Шарль Ауврай стал настолько бледным, что под своим гримом позеленел.
— Почему ты создаёшь мне трудности для того, чтобы я любил тебя? С тобой всегда было трудно — ты лгал.
— Арман почти столкнул меня с балкона! Это не ложь!
— Ты снова хочешь начать с той старой истории? Ты сам влез на баллюстраду. Арман в последний момент сохранил тебя от падения.
— Он схватил меня за запястья и оставил висеть под перилами! — закричал Томас. — Он был намного старше меня и уже тогда сильный, как медведь, и такой же большой как вы, отец. В тот день мы поссорились, и он схватил меня. И сказал, что я должен извиниться. Только когда Арман стал держать меня над баллюстрадой, я понял, в какой опасности находился, — Томас тяжело сглотнул, прежде чем смог продолжить. — Он… ослабил свою хватку. Одну или две секунды я был тем, кто ухватился за него. Вы не можете себе даже представить, насколько длинными могут быть такие секунды, — «это знает только Бастьен». — Я ещё сегодня спрашиваю себя, что бы он сделал, если бы в тот момент вы не вошли в комнату.
Отец качал головой.
— Арман никогда не сделал бы ничего подобного!

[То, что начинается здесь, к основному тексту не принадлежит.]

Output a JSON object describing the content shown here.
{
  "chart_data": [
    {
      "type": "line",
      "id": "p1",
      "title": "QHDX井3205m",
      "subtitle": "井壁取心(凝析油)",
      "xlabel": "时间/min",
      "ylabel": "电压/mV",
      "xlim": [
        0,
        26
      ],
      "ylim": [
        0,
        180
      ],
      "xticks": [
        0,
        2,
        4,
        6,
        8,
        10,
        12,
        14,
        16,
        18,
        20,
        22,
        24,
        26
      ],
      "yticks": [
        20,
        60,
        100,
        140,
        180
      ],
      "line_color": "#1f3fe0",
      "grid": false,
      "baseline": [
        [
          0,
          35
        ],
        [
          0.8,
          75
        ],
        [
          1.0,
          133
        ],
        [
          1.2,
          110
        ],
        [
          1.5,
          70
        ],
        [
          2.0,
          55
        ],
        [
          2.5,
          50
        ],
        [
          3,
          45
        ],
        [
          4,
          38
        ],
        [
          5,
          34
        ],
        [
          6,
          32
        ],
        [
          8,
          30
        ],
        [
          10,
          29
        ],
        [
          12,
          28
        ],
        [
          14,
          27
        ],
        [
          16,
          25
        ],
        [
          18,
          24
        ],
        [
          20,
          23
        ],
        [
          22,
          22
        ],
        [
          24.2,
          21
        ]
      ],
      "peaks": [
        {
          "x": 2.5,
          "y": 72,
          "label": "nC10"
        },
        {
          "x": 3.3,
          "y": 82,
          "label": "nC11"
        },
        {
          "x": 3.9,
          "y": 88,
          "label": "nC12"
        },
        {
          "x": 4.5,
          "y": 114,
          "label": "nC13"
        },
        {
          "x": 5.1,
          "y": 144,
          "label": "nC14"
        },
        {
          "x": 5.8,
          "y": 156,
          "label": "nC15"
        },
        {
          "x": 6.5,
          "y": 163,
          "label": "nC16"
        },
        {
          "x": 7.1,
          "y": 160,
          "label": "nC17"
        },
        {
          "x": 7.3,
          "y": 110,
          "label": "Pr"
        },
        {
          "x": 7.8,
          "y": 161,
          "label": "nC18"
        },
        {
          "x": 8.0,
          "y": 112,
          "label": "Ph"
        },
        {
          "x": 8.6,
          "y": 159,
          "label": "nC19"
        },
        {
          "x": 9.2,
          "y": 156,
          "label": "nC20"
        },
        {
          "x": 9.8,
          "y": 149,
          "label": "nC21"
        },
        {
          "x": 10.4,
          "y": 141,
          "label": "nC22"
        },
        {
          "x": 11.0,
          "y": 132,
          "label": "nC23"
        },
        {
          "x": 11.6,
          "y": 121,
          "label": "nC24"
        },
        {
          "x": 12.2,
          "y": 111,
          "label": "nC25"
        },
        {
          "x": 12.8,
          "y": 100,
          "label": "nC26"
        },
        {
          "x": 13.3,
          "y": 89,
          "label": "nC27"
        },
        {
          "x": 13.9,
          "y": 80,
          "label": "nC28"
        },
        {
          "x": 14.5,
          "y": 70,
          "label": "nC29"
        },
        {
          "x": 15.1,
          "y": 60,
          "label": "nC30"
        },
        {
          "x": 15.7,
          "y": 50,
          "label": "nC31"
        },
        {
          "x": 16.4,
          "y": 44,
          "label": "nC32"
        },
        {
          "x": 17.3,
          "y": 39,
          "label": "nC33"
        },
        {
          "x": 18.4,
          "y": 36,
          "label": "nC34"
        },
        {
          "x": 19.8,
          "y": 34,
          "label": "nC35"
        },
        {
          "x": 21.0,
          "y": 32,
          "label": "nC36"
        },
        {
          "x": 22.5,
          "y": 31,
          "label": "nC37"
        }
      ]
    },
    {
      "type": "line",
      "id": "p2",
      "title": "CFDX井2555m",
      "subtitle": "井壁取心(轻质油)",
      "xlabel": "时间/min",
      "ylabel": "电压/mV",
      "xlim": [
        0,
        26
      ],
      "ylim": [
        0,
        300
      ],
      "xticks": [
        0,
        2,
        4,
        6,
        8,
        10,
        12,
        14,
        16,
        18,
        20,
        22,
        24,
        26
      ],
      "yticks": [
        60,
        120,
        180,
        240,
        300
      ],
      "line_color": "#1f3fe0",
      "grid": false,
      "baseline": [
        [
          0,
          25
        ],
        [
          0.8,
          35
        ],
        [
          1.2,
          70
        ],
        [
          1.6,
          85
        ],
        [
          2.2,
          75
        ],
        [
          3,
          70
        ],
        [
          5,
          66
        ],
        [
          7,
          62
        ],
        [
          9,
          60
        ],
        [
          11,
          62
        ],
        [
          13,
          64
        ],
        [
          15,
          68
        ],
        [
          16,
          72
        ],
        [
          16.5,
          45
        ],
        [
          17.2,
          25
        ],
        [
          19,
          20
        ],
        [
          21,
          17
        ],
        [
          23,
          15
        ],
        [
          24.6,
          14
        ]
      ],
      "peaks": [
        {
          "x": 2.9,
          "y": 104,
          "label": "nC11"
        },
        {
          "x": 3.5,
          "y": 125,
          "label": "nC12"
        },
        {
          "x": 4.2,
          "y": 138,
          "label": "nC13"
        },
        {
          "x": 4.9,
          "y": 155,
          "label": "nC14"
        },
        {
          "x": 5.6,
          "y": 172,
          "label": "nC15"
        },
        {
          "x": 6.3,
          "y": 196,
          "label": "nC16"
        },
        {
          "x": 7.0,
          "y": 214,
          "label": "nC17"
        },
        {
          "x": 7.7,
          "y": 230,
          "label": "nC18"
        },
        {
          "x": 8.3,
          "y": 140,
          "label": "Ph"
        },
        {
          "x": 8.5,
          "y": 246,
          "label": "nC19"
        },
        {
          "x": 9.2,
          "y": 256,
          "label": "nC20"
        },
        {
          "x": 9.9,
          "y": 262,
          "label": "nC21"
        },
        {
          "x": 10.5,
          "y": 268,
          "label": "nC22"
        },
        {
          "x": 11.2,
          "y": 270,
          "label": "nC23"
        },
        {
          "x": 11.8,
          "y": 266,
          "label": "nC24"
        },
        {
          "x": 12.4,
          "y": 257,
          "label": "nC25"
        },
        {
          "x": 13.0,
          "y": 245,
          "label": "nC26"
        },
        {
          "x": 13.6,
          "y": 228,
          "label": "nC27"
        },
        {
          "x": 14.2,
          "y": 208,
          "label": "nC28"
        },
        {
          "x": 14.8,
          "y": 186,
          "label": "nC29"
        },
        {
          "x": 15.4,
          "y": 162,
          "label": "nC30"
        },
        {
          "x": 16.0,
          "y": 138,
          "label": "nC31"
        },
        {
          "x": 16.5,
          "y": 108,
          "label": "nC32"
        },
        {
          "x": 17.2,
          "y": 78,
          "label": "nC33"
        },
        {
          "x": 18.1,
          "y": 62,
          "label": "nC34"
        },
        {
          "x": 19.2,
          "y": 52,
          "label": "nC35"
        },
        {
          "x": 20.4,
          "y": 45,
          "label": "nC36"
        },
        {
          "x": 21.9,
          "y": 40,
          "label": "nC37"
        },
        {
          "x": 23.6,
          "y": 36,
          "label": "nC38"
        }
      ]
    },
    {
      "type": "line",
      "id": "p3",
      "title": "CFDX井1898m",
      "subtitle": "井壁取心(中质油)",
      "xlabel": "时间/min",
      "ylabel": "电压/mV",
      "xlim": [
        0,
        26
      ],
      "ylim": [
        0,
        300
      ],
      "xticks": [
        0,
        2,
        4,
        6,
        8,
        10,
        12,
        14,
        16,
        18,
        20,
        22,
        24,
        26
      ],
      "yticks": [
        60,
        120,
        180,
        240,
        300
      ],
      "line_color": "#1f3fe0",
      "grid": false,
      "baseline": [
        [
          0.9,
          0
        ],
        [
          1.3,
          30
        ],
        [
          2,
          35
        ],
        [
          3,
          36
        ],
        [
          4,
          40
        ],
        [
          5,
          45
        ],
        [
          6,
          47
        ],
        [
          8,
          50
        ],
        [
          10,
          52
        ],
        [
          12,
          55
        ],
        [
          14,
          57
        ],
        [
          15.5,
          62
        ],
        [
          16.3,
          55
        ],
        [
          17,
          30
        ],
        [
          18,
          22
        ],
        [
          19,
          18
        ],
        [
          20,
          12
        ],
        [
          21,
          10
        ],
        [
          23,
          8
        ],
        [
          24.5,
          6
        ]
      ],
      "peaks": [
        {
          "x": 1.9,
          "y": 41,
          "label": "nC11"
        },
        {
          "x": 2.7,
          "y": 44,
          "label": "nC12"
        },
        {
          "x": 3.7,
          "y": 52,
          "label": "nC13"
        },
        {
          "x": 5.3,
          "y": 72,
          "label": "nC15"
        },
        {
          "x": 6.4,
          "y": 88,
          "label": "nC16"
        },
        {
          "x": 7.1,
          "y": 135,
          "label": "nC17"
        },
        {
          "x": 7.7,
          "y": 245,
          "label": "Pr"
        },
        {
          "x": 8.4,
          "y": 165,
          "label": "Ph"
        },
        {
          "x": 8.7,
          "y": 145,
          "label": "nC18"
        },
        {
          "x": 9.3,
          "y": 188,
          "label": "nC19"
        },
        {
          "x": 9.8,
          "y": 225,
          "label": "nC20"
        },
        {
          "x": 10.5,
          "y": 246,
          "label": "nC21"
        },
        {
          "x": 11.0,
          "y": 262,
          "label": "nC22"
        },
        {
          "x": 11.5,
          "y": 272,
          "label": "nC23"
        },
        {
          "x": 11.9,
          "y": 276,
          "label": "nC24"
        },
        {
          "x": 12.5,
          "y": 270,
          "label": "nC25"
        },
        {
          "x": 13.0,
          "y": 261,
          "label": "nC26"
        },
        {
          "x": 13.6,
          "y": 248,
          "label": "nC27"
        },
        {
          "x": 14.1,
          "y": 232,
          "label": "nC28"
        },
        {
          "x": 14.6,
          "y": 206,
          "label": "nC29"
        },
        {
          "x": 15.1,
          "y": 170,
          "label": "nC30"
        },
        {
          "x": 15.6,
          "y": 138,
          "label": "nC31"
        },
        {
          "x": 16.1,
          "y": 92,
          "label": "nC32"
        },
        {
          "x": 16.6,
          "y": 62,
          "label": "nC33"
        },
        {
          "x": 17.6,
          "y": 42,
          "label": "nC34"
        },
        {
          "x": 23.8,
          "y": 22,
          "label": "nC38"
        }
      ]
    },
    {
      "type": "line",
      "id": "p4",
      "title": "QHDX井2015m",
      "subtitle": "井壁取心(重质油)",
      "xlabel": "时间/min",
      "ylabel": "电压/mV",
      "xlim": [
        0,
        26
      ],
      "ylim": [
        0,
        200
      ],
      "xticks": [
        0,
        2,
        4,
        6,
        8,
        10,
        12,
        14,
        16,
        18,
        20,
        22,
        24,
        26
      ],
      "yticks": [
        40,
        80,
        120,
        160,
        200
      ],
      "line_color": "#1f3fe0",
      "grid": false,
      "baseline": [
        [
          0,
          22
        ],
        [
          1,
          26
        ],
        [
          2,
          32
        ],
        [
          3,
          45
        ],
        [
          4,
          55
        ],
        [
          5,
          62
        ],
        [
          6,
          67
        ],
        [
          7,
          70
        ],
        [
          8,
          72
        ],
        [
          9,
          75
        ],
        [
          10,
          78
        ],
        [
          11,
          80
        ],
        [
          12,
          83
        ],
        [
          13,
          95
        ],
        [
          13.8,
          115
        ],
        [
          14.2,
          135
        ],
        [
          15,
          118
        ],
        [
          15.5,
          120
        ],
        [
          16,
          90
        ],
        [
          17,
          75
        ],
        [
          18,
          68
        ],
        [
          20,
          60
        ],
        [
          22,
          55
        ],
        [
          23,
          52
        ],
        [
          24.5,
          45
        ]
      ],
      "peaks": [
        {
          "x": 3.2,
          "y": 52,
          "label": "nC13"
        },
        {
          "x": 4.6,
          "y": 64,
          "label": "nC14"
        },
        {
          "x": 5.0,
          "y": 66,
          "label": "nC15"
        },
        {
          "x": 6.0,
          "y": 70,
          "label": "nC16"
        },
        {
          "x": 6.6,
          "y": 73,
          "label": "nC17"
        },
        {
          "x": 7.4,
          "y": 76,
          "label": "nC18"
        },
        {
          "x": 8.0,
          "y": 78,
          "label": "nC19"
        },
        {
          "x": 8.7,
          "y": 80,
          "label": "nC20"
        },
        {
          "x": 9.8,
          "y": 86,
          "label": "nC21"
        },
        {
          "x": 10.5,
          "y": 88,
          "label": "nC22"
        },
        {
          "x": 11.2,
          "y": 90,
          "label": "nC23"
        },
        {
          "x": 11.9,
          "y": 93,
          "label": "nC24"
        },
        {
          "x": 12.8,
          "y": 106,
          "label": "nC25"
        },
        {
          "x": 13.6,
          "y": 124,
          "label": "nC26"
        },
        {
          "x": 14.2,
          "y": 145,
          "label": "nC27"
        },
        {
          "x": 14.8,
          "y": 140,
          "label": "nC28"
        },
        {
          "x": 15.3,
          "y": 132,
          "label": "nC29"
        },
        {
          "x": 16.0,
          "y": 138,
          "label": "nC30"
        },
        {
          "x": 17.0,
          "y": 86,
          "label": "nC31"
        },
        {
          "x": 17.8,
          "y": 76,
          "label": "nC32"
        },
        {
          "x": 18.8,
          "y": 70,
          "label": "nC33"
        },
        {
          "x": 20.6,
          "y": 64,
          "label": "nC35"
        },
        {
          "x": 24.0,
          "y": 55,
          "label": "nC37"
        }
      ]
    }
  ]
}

Было странно, что больше Томас не чувствовал даже горечи. Осталось только чёткое осознание того, что отец покинул его много лет назад.
— Вы всё ещё верите ему больше, чем мне, — это было утверждение, а не вопрос.
Шарль Ауврай заломил руки.
— Ты пойдешь в эту церковь! Даже если мне придётся ударить тебя!
Томас закусил нижнюю губу. Его взгляд остановился на Жанне. Она стояла перед окном кареты и наблюдала за сценой через стекло, на её лице читались беспомощность и забота. Она растерянно сжимала свои цветы. Это был букет из образа пастушки, который как раз был в моде. И между ветреницей дубравной и примулами находились несколько отростков с маленькими голубыми цветами.
Наконец-то Томас понял, что беспокоило его всю ночь и раздражало. «Незабудка!»
Голос де Буффона разносился в его голове как насмешливое эхо. «Очевидное легко заметить».
— Дьявол! — прошептал он.
Томас не слышал, что продолжал говорить дальше его отец, а бросился вперёд и дёрнул дверь кареты. Когда отец схватил его за сюртук, юноша легко выскользнул из него и оставил там. Он выпрыгнул на улицу только в рубашке, жилете и брюках, и побежал так, как никогда в своей жизни.